Mais comme le film, ce bref résumé est plus retors qu’il en a l’air: sa vraie nature se cache dans les espaces et les silences (que Tár distille avec expertise). And yes, the cheffe d’orchestre incarnée par Cate Blanchett is a pure product of fiction, son of her, he is ancré dans une réalité qui nous est bien familière: cells des abus de pouvoir dans l’industria créative.
Opprimée ou oppresseur?
Ces mots, “The première femme to conduct a grand orchestra”, évoquent une habitude un peu fâcheuse, here consists à célébrer une avancée tragiquement tardive pour les femmes et à s’en contenter, comme si être «la première» était une fin en soi. Et ce n’est qu’un des nombreux pieds de nez que fait Tár aux thousand hypocrisies et contradictions observables dans le milieu créatif (en l’occurrence, celui de la musique classique).

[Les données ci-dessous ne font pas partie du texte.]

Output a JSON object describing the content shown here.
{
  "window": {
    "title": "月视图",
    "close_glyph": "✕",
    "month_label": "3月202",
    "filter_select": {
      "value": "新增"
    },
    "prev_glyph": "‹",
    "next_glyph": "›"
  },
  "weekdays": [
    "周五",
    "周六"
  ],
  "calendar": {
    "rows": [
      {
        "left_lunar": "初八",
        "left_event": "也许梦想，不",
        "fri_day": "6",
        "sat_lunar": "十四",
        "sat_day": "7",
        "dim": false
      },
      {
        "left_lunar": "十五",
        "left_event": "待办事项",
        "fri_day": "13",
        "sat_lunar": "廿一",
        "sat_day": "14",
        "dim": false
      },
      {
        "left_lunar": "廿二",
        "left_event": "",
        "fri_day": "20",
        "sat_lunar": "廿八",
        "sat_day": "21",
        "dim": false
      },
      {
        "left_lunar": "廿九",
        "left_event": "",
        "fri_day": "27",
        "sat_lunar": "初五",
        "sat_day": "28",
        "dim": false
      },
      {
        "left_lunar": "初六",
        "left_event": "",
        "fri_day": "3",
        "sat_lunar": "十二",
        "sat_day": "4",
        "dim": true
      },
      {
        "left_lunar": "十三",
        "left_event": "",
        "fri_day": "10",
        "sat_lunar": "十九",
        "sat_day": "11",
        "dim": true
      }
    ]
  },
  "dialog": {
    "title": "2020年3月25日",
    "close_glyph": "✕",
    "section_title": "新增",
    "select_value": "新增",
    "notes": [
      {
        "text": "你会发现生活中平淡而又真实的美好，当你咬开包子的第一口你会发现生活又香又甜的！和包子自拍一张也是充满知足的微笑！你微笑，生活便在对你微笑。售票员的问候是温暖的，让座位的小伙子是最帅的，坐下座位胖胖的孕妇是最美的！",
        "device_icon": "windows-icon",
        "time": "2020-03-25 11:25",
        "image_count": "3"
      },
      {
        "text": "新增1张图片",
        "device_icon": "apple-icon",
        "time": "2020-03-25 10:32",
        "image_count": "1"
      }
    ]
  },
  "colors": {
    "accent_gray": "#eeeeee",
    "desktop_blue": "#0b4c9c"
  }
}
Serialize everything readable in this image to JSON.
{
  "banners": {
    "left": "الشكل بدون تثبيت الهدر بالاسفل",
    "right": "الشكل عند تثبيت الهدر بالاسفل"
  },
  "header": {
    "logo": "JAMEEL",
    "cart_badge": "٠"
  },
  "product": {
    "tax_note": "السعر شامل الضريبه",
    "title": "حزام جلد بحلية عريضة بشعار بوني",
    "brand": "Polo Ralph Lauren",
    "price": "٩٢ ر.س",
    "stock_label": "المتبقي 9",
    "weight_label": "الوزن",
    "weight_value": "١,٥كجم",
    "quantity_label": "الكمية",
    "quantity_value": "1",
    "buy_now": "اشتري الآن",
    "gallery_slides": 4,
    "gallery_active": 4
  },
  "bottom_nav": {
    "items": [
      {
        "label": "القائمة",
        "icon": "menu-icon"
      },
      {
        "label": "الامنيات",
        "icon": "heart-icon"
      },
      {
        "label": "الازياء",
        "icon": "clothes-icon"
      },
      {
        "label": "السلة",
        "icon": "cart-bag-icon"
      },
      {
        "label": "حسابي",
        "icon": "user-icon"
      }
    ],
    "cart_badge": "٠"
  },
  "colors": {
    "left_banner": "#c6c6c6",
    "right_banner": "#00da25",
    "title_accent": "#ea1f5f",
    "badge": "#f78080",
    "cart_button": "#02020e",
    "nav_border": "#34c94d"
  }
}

Lydia est une artist visionnaire, une musicienne et professeure brilliant here captures the attention partout où elle passe, observée avec a mélange d’admiration et de crainte. Immédiatement, on aimerait l’ériger en héroïne: après tout, elle bénéficie du charisme colossal de Cate Blanchett, pour qui le film a été écrit.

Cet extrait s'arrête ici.